3 Mar 2010

Can Gove’s schools revolution live up to expectations?

If the Tories are to be believed I am at the birth of a schools revolution. It’s a gathering in the basement of the Royal Commonwealth Society in Whitehall.

About 200 folk from around the country who would like to set up one of Michael Gove’s Swedish-style flat-pack schools have gathered.

What strikes you is the very different motivations.

There’s some anti-LEA zeal, a lot of resistance to rationalisation into “titan” 1,500+ schools and a lot of demand simply for local schools – whether it’s a rural town that sends all its kids away to other parts of the county or parents in a London borough whose primary schools spray children far and wide to 45 different secondaries and who feel that there simply isn’t enough secondary state provision in their area.

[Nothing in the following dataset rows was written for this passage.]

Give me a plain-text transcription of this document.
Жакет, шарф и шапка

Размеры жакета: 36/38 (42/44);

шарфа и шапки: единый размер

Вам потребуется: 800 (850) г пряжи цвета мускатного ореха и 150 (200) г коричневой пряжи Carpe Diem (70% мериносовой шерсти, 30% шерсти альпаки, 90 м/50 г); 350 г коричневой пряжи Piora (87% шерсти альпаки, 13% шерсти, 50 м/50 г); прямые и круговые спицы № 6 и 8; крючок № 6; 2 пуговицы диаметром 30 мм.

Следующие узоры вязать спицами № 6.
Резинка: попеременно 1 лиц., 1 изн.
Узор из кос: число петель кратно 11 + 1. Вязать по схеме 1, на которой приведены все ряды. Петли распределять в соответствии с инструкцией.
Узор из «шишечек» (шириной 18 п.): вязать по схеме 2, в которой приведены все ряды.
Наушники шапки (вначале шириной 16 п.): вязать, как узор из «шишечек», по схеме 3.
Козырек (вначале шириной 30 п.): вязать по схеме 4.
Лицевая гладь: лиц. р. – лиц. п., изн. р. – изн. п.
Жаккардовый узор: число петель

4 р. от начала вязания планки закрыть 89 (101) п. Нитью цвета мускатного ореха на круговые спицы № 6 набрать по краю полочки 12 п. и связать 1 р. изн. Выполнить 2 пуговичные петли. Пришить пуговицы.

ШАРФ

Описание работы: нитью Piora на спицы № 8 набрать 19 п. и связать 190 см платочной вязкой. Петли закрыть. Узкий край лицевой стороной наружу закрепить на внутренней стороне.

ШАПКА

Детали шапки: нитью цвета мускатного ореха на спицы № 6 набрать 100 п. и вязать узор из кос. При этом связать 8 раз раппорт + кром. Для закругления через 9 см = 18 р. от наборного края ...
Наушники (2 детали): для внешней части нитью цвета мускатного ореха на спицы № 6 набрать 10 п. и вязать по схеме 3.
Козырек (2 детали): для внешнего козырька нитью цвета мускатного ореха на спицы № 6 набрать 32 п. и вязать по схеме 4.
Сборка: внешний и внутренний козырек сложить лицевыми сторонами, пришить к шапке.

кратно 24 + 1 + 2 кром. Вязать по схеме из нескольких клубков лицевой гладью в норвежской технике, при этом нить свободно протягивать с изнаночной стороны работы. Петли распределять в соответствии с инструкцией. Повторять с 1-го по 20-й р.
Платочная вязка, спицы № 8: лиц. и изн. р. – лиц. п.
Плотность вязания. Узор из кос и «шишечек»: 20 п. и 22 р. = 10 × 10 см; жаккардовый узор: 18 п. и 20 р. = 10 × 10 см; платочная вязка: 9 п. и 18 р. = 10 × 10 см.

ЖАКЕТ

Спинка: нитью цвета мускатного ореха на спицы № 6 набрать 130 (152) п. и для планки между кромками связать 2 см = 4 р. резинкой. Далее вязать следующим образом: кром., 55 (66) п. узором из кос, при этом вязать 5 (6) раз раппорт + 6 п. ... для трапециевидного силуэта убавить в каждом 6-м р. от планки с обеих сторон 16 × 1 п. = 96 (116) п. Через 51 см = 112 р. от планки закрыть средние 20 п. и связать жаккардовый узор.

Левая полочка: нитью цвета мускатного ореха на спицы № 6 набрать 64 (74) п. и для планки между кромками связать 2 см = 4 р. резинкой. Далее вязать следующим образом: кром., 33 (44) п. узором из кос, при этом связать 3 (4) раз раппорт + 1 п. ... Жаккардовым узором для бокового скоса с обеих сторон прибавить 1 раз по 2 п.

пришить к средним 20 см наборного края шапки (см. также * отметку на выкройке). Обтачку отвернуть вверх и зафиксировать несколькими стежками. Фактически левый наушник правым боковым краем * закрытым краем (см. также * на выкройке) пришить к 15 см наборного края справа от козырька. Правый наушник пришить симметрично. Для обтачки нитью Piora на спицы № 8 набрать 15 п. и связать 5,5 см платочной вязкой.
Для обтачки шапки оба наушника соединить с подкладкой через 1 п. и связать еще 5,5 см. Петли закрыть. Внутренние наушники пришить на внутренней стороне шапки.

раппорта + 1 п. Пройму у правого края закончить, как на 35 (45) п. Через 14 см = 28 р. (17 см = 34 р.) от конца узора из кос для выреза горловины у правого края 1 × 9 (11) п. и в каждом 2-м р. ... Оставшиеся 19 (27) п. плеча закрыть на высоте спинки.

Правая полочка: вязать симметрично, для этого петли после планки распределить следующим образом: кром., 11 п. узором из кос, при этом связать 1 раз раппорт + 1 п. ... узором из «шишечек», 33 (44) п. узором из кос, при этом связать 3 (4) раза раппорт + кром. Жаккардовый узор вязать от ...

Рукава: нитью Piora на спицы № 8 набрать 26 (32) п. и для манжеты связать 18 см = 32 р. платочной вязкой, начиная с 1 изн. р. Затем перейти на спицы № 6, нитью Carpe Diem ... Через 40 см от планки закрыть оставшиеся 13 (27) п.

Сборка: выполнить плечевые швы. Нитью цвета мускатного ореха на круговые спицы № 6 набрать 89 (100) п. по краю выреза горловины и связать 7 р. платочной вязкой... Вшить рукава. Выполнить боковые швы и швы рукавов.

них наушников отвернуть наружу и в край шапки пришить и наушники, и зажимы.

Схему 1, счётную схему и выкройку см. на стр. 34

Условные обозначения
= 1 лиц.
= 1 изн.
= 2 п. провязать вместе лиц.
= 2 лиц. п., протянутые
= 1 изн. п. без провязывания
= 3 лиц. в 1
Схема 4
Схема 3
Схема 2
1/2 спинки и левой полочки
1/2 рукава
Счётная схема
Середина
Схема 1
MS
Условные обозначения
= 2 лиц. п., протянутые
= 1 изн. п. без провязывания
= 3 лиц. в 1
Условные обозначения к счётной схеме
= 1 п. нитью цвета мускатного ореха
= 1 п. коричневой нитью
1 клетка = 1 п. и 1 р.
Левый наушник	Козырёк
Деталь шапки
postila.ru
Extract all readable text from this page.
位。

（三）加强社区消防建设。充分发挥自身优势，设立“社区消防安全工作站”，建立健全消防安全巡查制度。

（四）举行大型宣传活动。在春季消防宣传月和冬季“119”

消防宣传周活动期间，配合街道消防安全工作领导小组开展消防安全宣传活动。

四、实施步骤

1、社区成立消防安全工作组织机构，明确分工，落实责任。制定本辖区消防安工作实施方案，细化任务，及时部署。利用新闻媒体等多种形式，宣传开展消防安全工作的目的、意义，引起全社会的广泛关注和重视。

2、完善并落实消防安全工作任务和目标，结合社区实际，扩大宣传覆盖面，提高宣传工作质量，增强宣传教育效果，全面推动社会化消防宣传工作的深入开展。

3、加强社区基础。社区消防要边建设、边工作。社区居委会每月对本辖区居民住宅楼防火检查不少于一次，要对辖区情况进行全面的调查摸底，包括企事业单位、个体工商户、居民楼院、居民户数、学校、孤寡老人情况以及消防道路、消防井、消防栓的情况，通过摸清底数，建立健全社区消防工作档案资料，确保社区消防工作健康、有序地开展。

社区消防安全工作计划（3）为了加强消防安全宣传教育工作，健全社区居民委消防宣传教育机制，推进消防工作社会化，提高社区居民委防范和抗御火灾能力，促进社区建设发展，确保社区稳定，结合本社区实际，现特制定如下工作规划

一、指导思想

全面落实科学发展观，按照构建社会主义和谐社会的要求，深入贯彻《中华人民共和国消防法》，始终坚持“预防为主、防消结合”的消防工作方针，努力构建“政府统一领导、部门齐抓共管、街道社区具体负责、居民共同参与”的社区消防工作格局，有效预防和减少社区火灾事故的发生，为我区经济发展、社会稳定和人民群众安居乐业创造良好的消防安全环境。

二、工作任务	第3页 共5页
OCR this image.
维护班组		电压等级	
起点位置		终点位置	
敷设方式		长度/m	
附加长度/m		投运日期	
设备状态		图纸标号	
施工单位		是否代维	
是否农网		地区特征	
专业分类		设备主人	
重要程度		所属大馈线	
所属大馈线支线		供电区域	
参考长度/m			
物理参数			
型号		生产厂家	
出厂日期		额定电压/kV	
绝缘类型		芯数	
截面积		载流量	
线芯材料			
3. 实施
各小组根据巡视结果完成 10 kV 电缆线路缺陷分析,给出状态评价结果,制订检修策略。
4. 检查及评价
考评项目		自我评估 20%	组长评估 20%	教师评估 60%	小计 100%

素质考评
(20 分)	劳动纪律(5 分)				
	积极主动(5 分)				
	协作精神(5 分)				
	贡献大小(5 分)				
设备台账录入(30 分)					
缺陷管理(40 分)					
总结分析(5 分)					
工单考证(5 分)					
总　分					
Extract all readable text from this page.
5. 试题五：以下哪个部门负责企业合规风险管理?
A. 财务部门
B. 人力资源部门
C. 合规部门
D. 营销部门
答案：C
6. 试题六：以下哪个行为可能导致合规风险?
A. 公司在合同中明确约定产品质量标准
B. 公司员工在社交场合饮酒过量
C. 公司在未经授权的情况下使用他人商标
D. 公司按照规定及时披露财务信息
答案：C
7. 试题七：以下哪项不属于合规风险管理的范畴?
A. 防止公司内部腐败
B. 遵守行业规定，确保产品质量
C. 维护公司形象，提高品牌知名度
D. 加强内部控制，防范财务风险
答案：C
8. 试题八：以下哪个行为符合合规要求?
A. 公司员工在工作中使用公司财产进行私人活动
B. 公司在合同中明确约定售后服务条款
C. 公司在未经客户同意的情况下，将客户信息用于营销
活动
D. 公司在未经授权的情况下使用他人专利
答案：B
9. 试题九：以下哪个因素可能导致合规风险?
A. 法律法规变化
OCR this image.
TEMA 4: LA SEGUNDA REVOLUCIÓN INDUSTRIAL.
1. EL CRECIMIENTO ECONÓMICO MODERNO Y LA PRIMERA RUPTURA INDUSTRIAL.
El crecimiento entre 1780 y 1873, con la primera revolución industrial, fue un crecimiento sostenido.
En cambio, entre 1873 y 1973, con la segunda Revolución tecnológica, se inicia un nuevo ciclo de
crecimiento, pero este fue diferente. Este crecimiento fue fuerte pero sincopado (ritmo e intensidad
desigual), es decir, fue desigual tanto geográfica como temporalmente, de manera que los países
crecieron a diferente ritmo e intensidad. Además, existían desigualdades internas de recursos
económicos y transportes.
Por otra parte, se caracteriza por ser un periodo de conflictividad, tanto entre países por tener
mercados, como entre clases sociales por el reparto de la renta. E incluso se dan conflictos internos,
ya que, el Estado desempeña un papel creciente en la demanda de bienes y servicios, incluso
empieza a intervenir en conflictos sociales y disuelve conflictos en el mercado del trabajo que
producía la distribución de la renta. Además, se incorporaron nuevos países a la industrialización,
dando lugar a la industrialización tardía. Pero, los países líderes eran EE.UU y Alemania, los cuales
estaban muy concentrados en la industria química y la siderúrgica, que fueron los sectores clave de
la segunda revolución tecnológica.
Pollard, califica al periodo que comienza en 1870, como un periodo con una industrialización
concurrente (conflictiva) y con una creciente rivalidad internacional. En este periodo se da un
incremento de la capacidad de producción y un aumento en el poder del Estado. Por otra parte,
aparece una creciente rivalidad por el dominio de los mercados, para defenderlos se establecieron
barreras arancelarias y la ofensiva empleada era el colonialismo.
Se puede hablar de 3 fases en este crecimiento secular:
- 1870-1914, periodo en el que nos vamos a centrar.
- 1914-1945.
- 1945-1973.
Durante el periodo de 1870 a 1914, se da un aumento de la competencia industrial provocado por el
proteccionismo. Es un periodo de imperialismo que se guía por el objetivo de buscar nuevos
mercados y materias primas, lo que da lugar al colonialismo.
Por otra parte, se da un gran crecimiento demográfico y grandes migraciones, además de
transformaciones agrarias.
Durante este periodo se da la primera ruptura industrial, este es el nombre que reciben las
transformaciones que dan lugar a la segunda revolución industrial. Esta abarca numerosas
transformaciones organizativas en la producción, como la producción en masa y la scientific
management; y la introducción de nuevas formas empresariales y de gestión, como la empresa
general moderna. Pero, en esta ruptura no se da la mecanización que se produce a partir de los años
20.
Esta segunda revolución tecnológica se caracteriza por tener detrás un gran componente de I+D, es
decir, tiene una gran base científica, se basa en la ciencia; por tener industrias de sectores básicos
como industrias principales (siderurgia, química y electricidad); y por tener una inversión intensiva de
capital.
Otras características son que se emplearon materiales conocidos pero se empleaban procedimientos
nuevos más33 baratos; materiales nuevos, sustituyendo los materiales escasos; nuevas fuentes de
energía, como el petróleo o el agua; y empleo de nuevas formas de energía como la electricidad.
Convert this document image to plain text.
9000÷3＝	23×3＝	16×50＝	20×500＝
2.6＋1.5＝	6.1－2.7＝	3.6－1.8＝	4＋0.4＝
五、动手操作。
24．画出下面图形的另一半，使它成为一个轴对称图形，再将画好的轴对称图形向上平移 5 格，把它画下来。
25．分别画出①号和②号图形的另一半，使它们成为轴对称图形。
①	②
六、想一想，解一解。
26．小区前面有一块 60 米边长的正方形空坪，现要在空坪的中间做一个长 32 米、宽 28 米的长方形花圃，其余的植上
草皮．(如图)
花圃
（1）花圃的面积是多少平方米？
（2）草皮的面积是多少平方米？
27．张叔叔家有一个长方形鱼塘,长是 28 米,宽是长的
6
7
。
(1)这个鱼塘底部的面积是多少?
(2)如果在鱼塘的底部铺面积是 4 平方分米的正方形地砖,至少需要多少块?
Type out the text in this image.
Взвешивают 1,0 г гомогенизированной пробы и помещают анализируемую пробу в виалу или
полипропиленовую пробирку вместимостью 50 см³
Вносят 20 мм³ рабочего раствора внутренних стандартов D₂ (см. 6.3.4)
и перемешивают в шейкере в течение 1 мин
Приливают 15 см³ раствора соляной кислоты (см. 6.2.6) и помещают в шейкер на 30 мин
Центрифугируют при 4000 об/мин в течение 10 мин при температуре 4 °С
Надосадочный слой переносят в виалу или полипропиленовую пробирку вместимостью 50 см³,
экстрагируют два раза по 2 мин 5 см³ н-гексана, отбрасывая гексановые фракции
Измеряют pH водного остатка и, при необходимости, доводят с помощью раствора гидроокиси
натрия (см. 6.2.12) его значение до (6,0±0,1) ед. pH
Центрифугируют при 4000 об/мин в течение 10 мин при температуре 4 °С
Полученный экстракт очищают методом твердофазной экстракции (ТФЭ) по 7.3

It has echoes of the anger when smaller local hospitals closed under rationalisation schemes. Some want the new school to happen and want nothing whatsoever to do with running a school. Some want to run the school themselves.

Michael Gove is promising them that a schools department under him would stop the “computer says no” sullen obstructive approach he says would-be new providers get at the moment.

But he would have to say “no” to some people, as a questioner just suggested. How would he decide?

He says there’s enough money left in the schools capital budget to allow 220,000 new places – that could mean 200-300 or so new schools.

Even if the money really is still there in the kitty, this revolution will be tricky to say the least and if there’s as as much enthusiasm out there as the Tories say, Mr Gove could end up having to say “no” to a lot of campaigns.